“É muito dinheiro para quem paga e pouquíssimo para quem recebe. A diferença vai toda para o governo. E o retorno em serviços públicos, como saúde e previdência, é totalmente precarizado”, alerta o presidente da CDL, Adelaido Vila
O número recorde de empresas abertas em Mato Grosso do Sul em abril — 1.118 registros, sendo 478 apenas em Campo Grande — reacende um debate necessário: o crescimento dos CNPJs no Estado indica avanço do empreendedorismo ou é reflexo da pressão tributária que tem levado trabalhadores e empregadores a alternativas fora do regime formal?
O dado, divulgado pela Jucems (Junta Comercial), mostra que o setor de serviços concentrou 841 dessas aberturas — atividade com entrada simplificada, baixo investimento inicial e estrutura flexível. No entanto, a CDL alerta: nem todos esses registros podem ser considerados sinais de desenvolvimento econômico consistente.
Para o presidente da entidade, Adelaido Vila, é preciso olhar para além dos números. “O que estamos vendo é pejotização. Profissionais que deveriam estar contratados com carteira assinada estão sendo empurrados para abrir CNPJ como prestadores, porque ninguém mais consegue arcar com os encargos sobre a folha de pagamento”, afirma.
Segundo a Receita Federal, a carga tributária efetiva sobre salários pode ultrapassar 41% quando se considera a totalidade dos encargos incidentes sobre a remuneração — incluindo INSS, FGTS, IRPF e tributos indiretos que incidem sobre o consumo. Na prática, um salário de R$ 1.500 pode custar quase R$ 2.900 para o empregador. “É muito dinheiro para quem paga e pouquíssimo para quem recebe. A diferença vai toda para o governo. E o retorno em serviços públicos, como saúde e previdência, é totalmente precarizado”, pontua.

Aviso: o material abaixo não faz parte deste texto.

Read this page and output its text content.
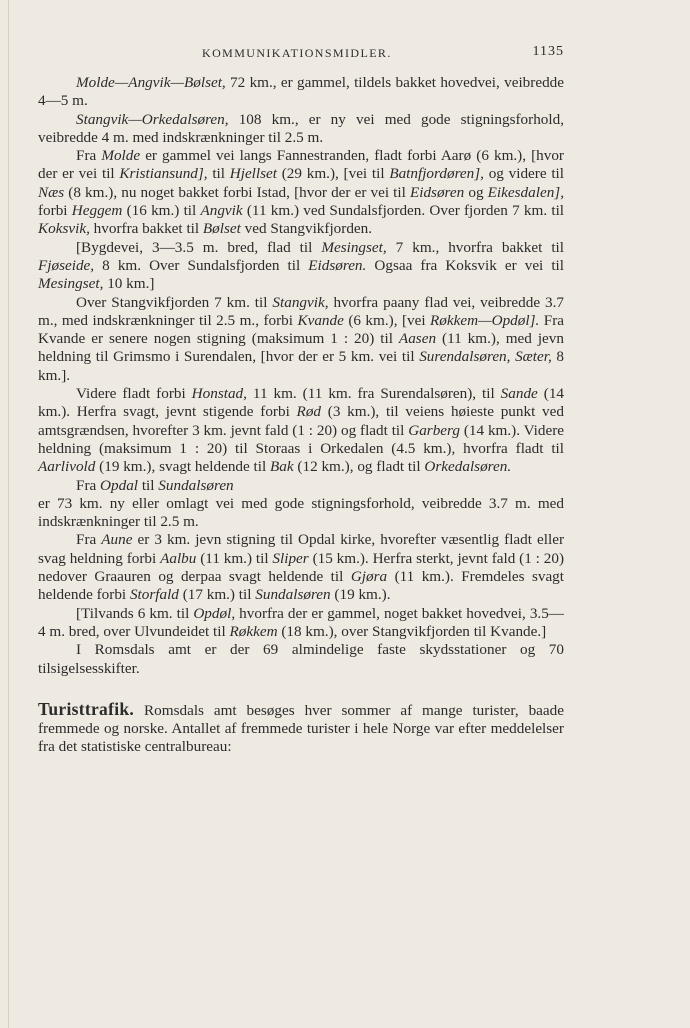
KOMMUNIKATIONSMIDLER.	1135

Molde—Angvik—Bølset, 72 km., er gammel, tildels bakket hovedvei, veibredde 4—5 m.

Stangvik—Orkedalsøren, 108 km., er ny vei med gode stigningsforhold, veibredde 4 m. med indskrænkninger til 2.5 m.

Fra Molde er gammel vei langs Fannestranden, fladt forbi Aarø (6 km.), [hvor der er vei til Kristiansund], til Hjellset (29 km.), [vei til Batnfjordøren], og videre til Næs (8 km.), nu noget bakket forbi Istad, [hvor der er vei til Eidsøren og Eikesdalen], forbi Heggem (16 km.) til Angvik (11 km.) ved Sundalsfjorden. Over fjorden 7 km. til Koksvik, hvorfra bakket til Bølset ved Stangvikfjorden.

[Bygdevei, 3—3.5 m. bred, flad til Mesingset, 7 km., hvorfra bakket til Fjøseide, 8 km. Over Sundalsfjorden til Eidsøren. Ogsaa fra Koksvik er vei til Mesingset, 10 km.]

Over Stangvikfjorden 7 km. til Stangvik, hvorfra paany flad vei, veibredde 3.7 m., med indskrænkninger til 2.5 m., forbi Kvande (6 km.), [vei Røkkem—Opdøl]. Fra Kvande er senere nogen stigning (maksimum 1 : 20) til Aasen (11 km.), med jevn heldning til Grimsmo i Surendalen, [hvor der er 5 km. vei til Surendalsøren, Sæter, 8 km.].

Videre fladt forbi Honstad, 11 km. (11 km. fra Surendalsøren), til Sande (14 km.). Herfra svagt, jevnt stigende forbi Rød (3 km.), til veiens høieste punkt ved amtsgrændsen, hvorefter 3 km. jevnt fald (1 : 20) og fladt til Garberg (14 km.). Videre heldning (maksimum 1 : 20) til Storaas i Orkedalen (4.5 km.), hvorfra fladt til Aarlivold (19 km.), svagt heldende til Bak (12 km.), og fladt til Orkedalsøren.

Fra Opdal til Sundalsøren

er 73 km. ny eller omlagt vei med gode stigningsforhold, veibredde 3.7 m. med indskrænkninger til 2.5 m.

Fra Aune er 3 km. jevn stigning til Opdal kirke, hvorefter væsentlig fladt eller svag heldning forbi Aalbu (11 km.) til Sliper (15 km.). Herfra sterkt, jevnt fald (1 : 20) nedover Graauren og derpaa svagt heldende til Gjøra (11 km.). Fremdeles svagt heldende forbi Storfald (17 km.) til Sundalsøren (19 km.).

[Tilvands 6 km. til Opdøl, hvorfra der er gammel, noget bakket hovedvei, 3.5—4 m. bred, over Ulvundeidet til Røkkem (18 km.), over Stangvikfjorden til Kvande.]

I Romsdals amt er der 69 almindelige faste skydsstationer og 70 tilsigelsesskifter.

Turisttrafik. Romsdals amt besøges hver sommer af mange turister, baade fremmede og norske. Antallet af fremmede turister i hele Norge var efter meddelelser fra det statistiske centralbureau:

Essa pressão sobre o regime formal tem impulsionado a abertura de CNPJs por necessidade, e não por iniciativa empreendedora genuína. Um retrato disso pode ser observado nos dados sobre os Microempreendedores Individuais (MEIs) em Campo Grande. A capital concentra 68.676 MEIs ativos. Quase metade deles — 44,8% — são mulheres, majoritariamente na faixa dos 30 a 44 anos, atuando em atividades de baixa margem, como comércio varejista de roupas e acessórios, serviços de beleza e promoção de vendas.
Embora o MEI seja uma porta legítima para a formalização e geração de renda com autonomia, ele também se tornou, em muitos casos, o caminho imposto diante da impossibilidade de inserção via emprego formal. “Se olharmos com atenção, não estamos falando de empresas estruturadas com funcionários e expansão. É uma massa de pessoas formalizadas por exigência do mercado, mas sem a rede de proteção que a CLT oferece”, alerta o presidente da CDL.
A discussão que se impõe é sobre a qualidade da formalização. A multiplicação de CNPJs, em especial os ligados ao setor de serviços e de atuação individual, pode estar camuflando uma substituição silenciosa do emprego com direitos por contratos de prestação de serviço precarizados. Isso transforma o dado positivo em um alerta: é preciso entender se o que está crescendo é o empreendedorismo ou a fragilidade das relações de trabalho.